State workforce grows despite hiring freeze

The Minnesota House chambers
A Minnesota Public Radio News analysis of state hiring data found there have been nearly 5,100 hires between Pawlenty's announcement and April 21 of this year. During the same time period, 4,827 positions were vacated.
MPR Photo/Steve Mullis

The number of people on the state's payroll has grown even though thousands of government employees have retired since Gov. Tim Pawlenty ordered a hiring freeze at state agencies.

Graphic: Positions filled
A Minnesota Public Radio News analysis of state hiring data found there have been nearly 5,100 hires between Pawlenty's announcement and April 21 of this year. During the same time period, 4,827 positions were vacated.
MPR Graphic/Than Tibbetts

Pawlenty issued the executive directive on February 19, 2008, which directed state agency commissioners and board executive directors to implement hiring restrictions. During his radio show that week, Pawlenty and his director of Communications, Brian McClung, said the order would help the state prepare for a bad budget situation.

"We wanted to put on a hiring freeze of state employees to say that 'We're going to have to do more with the same number or a fewer number of people at least for a while in state government,'" Pawlenty said.

McClung added: "In 2007, last year there were about 3,400 workers that left state government service. So if you pull back, if you make sure you're only filling critical positions, you can squeeze some savings."

Pawlenty's order said "positions that become vacant from now until this directive is rescinded should be left unfilled in every possible case."

But a Minnesota Public Radio News analysis of state hiring data found there have been nearly 5,100 hires between Pawlenty's announcement and April 21 of this year. During the same time period, 4,827 positions were vacated. Another document found that the state's workforce actually grew by 12 people between March 1, 2008 and March 1st, 2009.

Read the governor's February 2008 executive directive to restrict hiring across state agencies.

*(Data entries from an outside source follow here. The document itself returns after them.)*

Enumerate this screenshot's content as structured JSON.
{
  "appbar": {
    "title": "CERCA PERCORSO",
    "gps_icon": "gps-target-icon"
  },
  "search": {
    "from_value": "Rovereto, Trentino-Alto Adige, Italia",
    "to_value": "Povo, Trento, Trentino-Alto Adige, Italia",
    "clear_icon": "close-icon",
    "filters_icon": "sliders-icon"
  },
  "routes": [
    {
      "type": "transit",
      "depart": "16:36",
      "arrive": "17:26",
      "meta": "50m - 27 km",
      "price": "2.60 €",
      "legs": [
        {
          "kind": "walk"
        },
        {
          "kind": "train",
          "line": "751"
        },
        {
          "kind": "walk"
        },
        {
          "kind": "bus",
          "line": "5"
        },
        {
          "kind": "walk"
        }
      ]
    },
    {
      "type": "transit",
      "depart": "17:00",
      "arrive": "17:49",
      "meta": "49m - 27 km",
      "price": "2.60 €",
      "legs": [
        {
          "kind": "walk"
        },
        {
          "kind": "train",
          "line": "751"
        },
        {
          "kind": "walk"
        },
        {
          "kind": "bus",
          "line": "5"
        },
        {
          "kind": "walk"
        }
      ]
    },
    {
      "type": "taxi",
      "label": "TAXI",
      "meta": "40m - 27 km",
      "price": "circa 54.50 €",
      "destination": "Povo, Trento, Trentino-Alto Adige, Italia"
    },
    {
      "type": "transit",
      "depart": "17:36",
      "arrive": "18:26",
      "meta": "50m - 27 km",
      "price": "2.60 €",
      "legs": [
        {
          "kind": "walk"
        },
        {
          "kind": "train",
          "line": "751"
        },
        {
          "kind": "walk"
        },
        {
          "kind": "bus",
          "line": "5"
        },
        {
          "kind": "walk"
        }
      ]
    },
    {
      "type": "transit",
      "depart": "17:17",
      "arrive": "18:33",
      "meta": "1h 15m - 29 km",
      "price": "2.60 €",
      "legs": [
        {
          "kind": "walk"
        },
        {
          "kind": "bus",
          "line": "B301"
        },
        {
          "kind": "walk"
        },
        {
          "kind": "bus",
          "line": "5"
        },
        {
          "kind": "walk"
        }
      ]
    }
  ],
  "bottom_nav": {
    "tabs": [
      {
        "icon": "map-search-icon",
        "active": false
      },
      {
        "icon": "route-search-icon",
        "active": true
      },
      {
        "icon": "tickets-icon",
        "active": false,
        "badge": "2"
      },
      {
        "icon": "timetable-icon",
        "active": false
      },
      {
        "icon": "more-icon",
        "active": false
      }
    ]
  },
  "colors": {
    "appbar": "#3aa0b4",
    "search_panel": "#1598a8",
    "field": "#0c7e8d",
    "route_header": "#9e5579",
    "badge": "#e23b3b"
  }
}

See a comparison of state employment between March 2008 and March 2009.

Some of the new hires, like public safety personnel and corrections officers, are exempted under Pawlenty's order. But others are more questionable. Twenty public information officers, 20 education specialists and even a few automobile and van drivers were hired.

"We keep hearing over and over 'It's time to tighten our belts, do more with less, live within our means.' I don't see that happening with these kinds of numbers," said DFL Sen. Don Betzold of Fridley.

Betzold said he was surprised to learn of the new hires. Betzold chairs the committee that oversees and funds state government. He said he thought the hiring freeze would mean a reduction in workers.

"Certainly everybody can come up with some justification as to why one individual position ought to be filled or a couple of positions ought to be filled," he said. "If that's happening all over the executive branch then the hiring freeze doesn't mean very much."

Read a sampling of agency justifications for filling open state government jobs.

Pawlenty spokesman Brian McClung said the hiring freeze was meant to slow the rate of growth in tough budget times.

"It was not designed to be a 100 percent hiring freeze meaning no person would ever be hired to fill a spot," McClung said.

He said agency commissioners and department heads are expected to make decisions as to which hires are necessary.

"They have to justify the decisions that are made and we managed to slow down the growth so much that essentially no employees were added between March of last year to March of this year," McClung said.

But documents supplied by the Minnesota Management and Budget Department show the justification for some of the hires has been left blank. Other descriptions were basic, one-line job descriptions. Other descriptions include "workload too much..." and "supervisor does not have skills and knowledge adequate to provide appropriate support."

The other problem is that no one within Gov. Pawlenty's office or MMB is policing the hires to see if they should be prevented under Gov. Pawlenty's order. Judy Plante, assistant commissioner for MMB, said no hires were rejected or denied by her office or the governor's office.

"I'm not aware of an approval process other than the agency heads making that determination but I'm also not aware of other conversations that have gone on," Plante said.

Plante couldn't say how many positions have been left open as a result of the hiring freeze. As a result of MPR's questions, the governor has directed MMB to review and enforce the policy restrictions created under his order to ensure that hiring decisions are reviewed.

One state lawmaker said she doesn't think Pawlenty should be policing state agency hiring. DFL Rep. Phyllis Kahn of Minneapolis said state agencies should get a budget, and officials should manage the best they can.

"If someone leaves who is essential, with a very broad definition of what essential is, they ought to be replaced," Kahn said. "If suddenly something comes up that you need a new set of expertise in, you ought to hire someone who can provide that expertise."

Kahn said the real problem with Pawlenty's hiring freeze is that it makes it look as if state government is overstaffed when it's not. Her counterpart in the Senate said Pawlenty talks a lot about the need to tighten belts in the tough economy, but his actions don't match his rhetoric.